Yeah I understand it now, y and x has to be 1 and 1, so you have to modify b in order for it to happen which leads to y=2x-1

[MATH]y=m(x-x_1)+y_1=2(x-1)+1=2x-2+1=2x-1\quad\checkmark[/MATH]
So, what is the slope for the perpendicular line?

 

[swag312]

I'm not sure but maybe it's y = [MATH]-\frac{1}{2x}+1.5[/MATH] ?

 

[MarkFL]

I'm not sure but maybe it's y = [MATH]-\frac{1}{2x}+1.5[/MATH] ?

To find the slope of the perpendicular line:

[MATH]2m=-1\implies m=-\frac{1}{2}[/MATH]
Hence:

[MATH]y=m(x-x_1)+y_1=-\frac{1}{2}(x-1)+1=-\frac{1}{2}x+\frac{3}{2}[/MATH]
It looks like you may have been correct, except for a typo putting \(x\) in the denominator.

 

[swag312]

Woah, thank you for the help guys, no idea how I would've done this without you.

 

[pka]

Write down for the line y = 2x + 3
perpendicular and parallel lines passing through the point (1; 1) equations.

Your line is standard form is \(\displaystyle 2x-y+3=0\)
Any line parallel to that line is \(\displaystyle 2x-y+\large{?}=0\) all one needs is to use the point (1,1) to find the ?
Any line perpendicular to the given line is \(\displaystyle x+2y+{\large{?}}=0\) all one needs is to use the point (1,1) to find the ?

 

[Steven G]

Yeah I understand it now, y and x has to be 1 and 1, so you have to modify b in order for it to happen which leads to y=2x-1

OK, very good.
Now can you try to find the equation of the perpendicular line?
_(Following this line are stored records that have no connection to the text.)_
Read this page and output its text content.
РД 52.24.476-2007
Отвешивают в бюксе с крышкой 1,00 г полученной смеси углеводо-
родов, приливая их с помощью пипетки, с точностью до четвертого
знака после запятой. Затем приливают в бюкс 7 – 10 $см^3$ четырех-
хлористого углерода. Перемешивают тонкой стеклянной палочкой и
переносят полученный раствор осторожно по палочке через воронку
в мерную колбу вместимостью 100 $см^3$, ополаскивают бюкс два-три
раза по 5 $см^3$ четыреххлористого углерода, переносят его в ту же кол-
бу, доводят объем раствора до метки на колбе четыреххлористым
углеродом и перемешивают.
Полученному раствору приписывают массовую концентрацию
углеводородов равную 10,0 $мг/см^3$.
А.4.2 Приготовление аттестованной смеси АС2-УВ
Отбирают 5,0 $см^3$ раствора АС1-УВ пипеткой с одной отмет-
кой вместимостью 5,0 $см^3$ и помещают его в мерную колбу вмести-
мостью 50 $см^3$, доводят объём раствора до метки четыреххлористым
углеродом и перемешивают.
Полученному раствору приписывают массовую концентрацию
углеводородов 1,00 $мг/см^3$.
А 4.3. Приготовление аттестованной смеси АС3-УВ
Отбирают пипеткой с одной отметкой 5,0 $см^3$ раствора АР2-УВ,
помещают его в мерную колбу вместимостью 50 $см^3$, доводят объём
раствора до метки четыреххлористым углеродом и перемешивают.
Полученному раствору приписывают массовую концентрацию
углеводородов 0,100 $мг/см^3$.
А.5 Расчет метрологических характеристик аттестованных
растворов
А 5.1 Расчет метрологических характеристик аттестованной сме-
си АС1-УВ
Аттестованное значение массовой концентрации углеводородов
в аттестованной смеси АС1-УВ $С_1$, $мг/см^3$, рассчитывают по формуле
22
Remember that if m=2 for the original line than the perpendicular line will have a slope of -1/2. It will also pass through the point (1,1).

 

[pka]

Your line is standard form is \(\displaystyle 2x-y+3=0\)
Any line parallel to that line is \(\displaystyle 2x-y+\large{?}=0\) all one needs is to use the point (1,1) to find the ?
Any line perpendicular to the given line is \(\displaystyle x+2y+{\large{?}}=0\) all one needs is to use the point (1,1) to find the ?

This is a mini-essay on linear standard form.
Consider a given line \(\displaystyle \ell_0: Ax+By+C=0\) as a standard form.
If \(\displaystyle A\cdot B\ne 0\) then the line is neither vertical or horizontal.
In that case we can read off from the standard form the line's slope: \(\displaystyle \frac{-A}{B}\).
Any line parallel to \(\displaystyle \ell_0\) has the form \(\displaystyle \ell_{\|}: Ax+By+D=0\)
Moreover, if \(\displaystyle (p,q)\in\ell_{\|}\) then \(\displaystyle D=-(Ap+Bq)\)

Any line perpendicular to \(\displaystyle \ell_0\) has the form \(\displaystyle \ell_{\bot}: Bx-Ay+E=0\)
Moreover, if \(\displaystyle (p,q)\in\ell_{\bot}\) then \(\displaystyle E=-(Bp-Aq)\).

Here is just an interesting aside: If \(\displaystyle h\cdot k\ne 0\) then \(\displaystyle \frac{x}{h}+\frac{y}{k}=1\)
That is also a line with \(\displaystyle x\text{-intercept} (h,0)~\&~y\text{-intercept} (0,k)\)